Anyway back to my schedule, we should be coming home Friday after my monitoring appt. We will then have to be back to St. Louis Monday morning for monitoring again. We will do blood work and ultrasound at least every other day until the doctor says it is time to get my eggs! EEK, exciting! It's okay if you think I am crazy for being excited about being put under and letting a doctor stick a needle into my ovaries. No I am not worried about that, only about what he says when I wake up! Since people have had questions about how that process is done (I think they have trouble wrapping their minds around it) I have included a picture. The doctor will use an ultrasound probe to guide the needle into each follicle and extract the fluid inside which also contains the egg. (I wish my ovaries looked like this! Mine are no where near that full!)

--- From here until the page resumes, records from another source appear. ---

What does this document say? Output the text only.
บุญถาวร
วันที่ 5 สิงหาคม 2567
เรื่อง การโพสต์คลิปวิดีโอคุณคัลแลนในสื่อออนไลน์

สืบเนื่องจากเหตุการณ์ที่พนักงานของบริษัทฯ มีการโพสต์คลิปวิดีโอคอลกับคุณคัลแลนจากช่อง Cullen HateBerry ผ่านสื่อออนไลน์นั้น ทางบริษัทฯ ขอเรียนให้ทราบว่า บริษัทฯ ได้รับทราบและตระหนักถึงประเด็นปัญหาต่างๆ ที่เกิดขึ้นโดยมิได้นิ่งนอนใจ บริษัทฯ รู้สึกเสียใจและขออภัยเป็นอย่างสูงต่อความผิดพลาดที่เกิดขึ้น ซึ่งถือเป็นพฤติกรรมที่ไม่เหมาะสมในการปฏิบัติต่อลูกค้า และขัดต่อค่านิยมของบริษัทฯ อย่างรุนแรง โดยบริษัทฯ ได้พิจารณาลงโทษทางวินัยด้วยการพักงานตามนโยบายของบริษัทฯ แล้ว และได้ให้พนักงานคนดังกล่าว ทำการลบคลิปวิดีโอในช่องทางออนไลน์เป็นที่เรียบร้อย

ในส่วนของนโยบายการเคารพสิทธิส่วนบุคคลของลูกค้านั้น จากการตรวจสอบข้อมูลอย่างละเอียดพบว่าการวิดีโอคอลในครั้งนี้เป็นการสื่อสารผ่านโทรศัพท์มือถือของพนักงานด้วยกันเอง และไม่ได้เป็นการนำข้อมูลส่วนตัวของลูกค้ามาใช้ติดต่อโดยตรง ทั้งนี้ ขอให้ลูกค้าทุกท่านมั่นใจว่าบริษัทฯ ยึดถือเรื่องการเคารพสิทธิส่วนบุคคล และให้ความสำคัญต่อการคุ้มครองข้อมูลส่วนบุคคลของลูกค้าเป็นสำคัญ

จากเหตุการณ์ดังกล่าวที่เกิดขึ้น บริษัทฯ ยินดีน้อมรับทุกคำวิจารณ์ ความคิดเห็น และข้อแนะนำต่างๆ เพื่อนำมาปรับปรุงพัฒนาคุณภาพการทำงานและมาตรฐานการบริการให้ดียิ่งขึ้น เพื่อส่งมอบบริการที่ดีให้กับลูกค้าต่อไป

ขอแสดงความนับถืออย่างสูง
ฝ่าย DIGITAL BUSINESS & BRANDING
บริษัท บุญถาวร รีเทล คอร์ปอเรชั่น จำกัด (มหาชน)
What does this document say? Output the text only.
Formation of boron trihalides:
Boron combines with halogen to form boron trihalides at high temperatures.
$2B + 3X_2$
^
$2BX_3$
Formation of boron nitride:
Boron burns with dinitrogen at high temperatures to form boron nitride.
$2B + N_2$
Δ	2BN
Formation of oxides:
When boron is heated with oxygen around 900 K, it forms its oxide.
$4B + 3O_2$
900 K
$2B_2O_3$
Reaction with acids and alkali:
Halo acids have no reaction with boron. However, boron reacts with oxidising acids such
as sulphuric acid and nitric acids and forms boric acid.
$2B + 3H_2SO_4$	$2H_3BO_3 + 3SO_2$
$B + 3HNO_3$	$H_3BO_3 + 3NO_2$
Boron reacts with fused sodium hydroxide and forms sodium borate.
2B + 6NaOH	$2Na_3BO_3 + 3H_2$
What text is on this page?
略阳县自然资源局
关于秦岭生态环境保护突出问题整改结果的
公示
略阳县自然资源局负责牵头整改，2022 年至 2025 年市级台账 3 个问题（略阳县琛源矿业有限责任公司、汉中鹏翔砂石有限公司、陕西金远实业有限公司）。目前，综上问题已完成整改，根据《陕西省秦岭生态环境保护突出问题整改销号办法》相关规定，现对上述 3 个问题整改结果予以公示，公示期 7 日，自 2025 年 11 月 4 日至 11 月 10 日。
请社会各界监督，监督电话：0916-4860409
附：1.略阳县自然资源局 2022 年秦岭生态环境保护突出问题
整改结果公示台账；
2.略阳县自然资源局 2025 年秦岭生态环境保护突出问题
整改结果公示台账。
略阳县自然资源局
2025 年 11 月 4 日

After they get the eggs out they will inject each one with sperm. Like this
Then they will be put in a dish and monitored each day by an embryologist. The goal is for each of the eggs to fertilize. Even though they place the sperm into the egg, that doesn't ensure that it will fertilize and turn into an embryo. But I am praying like crazy they all do! They will know by the next day how many have fertilized. On the second and third day they check to see how good the embryos are growing. The prayer then becomes that by day 3 all of the embryos look like the 8 or 10 cell embryo in the picture below. Those babies are a thing of IVF beauty! Hopefully if everything goes well we will get to see pictures just like these of our future babies. :) :) :)
I will try to make a quick post after each monitoring appt to keep everyone updated on how things are going. Thank you to all of you who have been praying thus far! Now is the time we need your prayers more than ever, prayers for good egg quality that turn into excellent embryos!